Quando il Ministro del Petrolio saudita Abdulaziz bin Salman terrà una conferenza su Zoom la prossima settimana per la sesta volta quest’anno, insieme ai suoi colleghi di altri 22 paesi, probabilmente non penserà a nuovi schemi per portare il mercato più in alto, ma piuttosto penserà a come impedire al gruppo che si ritroverà davanti di estrarre più greggio del dovuto a questi prezzi.
In conseguenza degli sforzi di AbS, il rispetto, da parte dell’OPEC+, dei tagli alla produzione guidati dai sauditi ha raggiunto un incredibile 122% da quando la distruzione della domanda per il COVID aveva portato il greggio USA a -40 dollari al barile, nell’aprile 2020.
Dico incredibile perché chiunque abbia seguito l’OPEC per buona parte dei suoi 60 anni conosce bene la sua abitudine ad imbrogliare quando si tratta di quote di produzione. E sebbene i russi abbiano cominciato a collaborare onestamente col cartello solo cinque anni fa, sono diventati il nuovo cattivo della storia (almeno dal punto di vista dei sauditi) per la sovrapproduzione all’interno del gruppo allargato OPEC+. Il Ministro del Petrolio russo, nonché vice Primo Ministro, Alexander Novak abitualmente mette AbS con le spalle al muro in occasione di ogni vertice dell’OPEC, prima di andarsene con un accordo che sembra funzionare più a vantaggio di Mosca che di Riad.
In effetti, il collasso del mercato del greggio del 2020 è precipitato per il brutto scontro, diventato di dominio pubblico, in occasione delle trattative sulla produzione tra sauditi e russi, poco prima dello scoppio della pandemia. La parte del leone nei tagli dell’OPEC+ da allora la fa Riad, sebbene AbS abbia il merito di aver distribuito i limiti alla produzione agli altri 22 membri della coalizione e di assicurarsi che li rispettino.

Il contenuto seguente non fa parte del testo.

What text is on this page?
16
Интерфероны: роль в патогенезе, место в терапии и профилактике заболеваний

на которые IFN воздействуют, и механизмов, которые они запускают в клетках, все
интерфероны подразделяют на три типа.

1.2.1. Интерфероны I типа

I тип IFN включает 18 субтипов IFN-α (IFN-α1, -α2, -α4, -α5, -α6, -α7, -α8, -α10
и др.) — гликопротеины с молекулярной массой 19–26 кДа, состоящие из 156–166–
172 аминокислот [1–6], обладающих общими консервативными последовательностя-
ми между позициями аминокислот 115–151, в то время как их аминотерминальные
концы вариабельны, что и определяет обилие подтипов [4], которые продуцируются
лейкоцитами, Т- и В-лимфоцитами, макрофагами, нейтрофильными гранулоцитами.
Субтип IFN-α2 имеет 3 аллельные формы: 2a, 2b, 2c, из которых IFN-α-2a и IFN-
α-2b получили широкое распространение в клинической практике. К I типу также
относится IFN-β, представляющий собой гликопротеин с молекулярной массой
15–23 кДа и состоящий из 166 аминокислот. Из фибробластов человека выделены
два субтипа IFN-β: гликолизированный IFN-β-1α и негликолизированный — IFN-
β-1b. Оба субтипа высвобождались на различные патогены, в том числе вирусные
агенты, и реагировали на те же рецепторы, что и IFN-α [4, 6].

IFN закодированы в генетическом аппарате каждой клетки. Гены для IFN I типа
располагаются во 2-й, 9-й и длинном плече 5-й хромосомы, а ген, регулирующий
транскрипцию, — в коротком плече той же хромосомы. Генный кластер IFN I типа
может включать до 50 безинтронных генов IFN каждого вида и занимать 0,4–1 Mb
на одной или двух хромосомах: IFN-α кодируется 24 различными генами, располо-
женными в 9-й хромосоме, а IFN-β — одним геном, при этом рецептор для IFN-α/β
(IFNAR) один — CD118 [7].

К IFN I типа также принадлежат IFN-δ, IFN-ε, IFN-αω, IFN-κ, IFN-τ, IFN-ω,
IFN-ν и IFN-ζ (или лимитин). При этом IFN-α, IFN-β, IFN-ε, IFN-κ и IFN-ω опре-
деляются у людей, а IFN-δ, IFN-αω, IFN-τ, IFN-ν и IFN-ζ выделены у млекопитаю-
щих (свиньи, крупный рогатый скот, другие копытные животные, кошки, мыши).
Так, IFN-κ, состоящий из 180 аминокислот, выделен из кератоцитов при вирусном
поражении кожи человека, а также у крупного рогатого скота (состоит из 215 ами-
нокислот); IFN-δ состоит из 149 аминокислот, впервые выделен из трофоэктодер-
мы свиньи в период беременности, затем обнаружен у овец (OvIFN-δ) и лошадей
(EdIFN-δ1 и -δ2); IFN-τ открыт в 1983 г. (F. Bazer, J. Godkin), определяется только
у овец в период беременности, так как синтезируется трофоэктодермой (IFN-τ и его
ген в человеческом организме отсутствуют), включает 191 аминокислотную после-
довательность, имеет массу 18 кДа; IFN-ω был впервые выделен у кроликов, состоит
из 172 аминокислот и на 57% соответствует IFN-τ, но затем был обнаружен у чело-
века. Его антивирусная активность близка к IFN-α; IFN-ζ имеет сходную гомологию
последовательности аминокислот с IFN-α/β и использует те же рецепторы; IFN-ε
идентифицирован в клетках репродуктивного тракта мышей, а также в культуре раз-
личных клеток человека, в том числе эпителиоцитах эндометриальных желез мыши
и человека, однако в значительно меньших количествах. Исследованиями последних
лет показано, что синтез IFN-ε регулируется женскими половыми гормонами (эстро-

Né i produttori né i consumatori sono felicissimi ora
Ma ogni mese che passa nella ripresa del mercato petrolifero, per il ministro saudita diventa sempre più difficile far rispettare ai russi (nonché agli storici imbroglioni dell’OPEC, come la Nigeria) le quote decise. E il motivo, ironicamente, è lo stesso prezzo del greggio che AbS aveva indicato come la ragione per cui si dovrebbe continuare con pesanti tagli. Questo prezzo è ora oltre il triplo del livello del 13 aprile 2020, quando l’OPEC+ aveva inizialmente annunciato che avrebbe tenuto fuori dal mercato circa 9,7 milioni di barili al giorno.
Il ministro saudita non è ancora convinto della domanda petrolifera
Ciò spiega il mantra ripetuto da AbS ogni volta che gli è stato chiesto della domanda petrolifera negli ultimi mesi:
“Ci crederò quando la vedrò”.
Sì, nonostante le scorte globali siano tornate ai trend stagionali quinquennali; nonostante il mercato abbia praticamente prosciugato tutte le scorte in eccesso dovute all’esubero innescato dal COVID; nonostante i trivellatori USA ora producano 2 milioni di barili al giorno in meno rispetto a prima della pandemia; e nonostante un barile sia scambiato a circa il triplo oggi rispetto a 14 mesi fa, il ministro saudita non è ancora convinto della domanda di greggio.
Ad un certo punto, i prezzi del greggio in aumento danneggeranno l’economia globale, se non l’hanno già fatto, a giudicare dalle persistenti lamentele dell’India, il terzo maggiore importatore di greggio, e del massimo di 7 anni dei prezzi della benzina alla colonnina negli Stati Uniti.
Un doppio problema e un estremo atto di bilanciamento
E quindi AbS ha un doppio problema: ha bisogno di aumentare la produzione quel tanto che basta a placare l’OPEC+, che vuole portare sul mercato dei barili extra quest’estate, e ha bisogno di raffreddare il surriscaldato rally del greggio; al contempo, deve assicurarsi che l’incremento che autorizzerà non pesi troppo sulla psiche dei trader del greggio.
Per la cronaca, l’OPEC+ ha reso noto che prenderà in considerazione un aumento di 500.000 barili al giorno della sua produzione di agosto, dopo aver accettato un aumento di 440.000 barili a luglio.
Ma nulla è certo prima della riunione del gruppo del 1° luglio.
Nota: Barani Krishnan utilizza una varietà di opinioni oltre alla sua per apportare diversità alla sua analisi di ogni mercato. Per neutralità, a volte presenta opinioni e variabili di mercato contrarie. Non ha una posizione su nessuna delle materie prime o asset di cui scrive.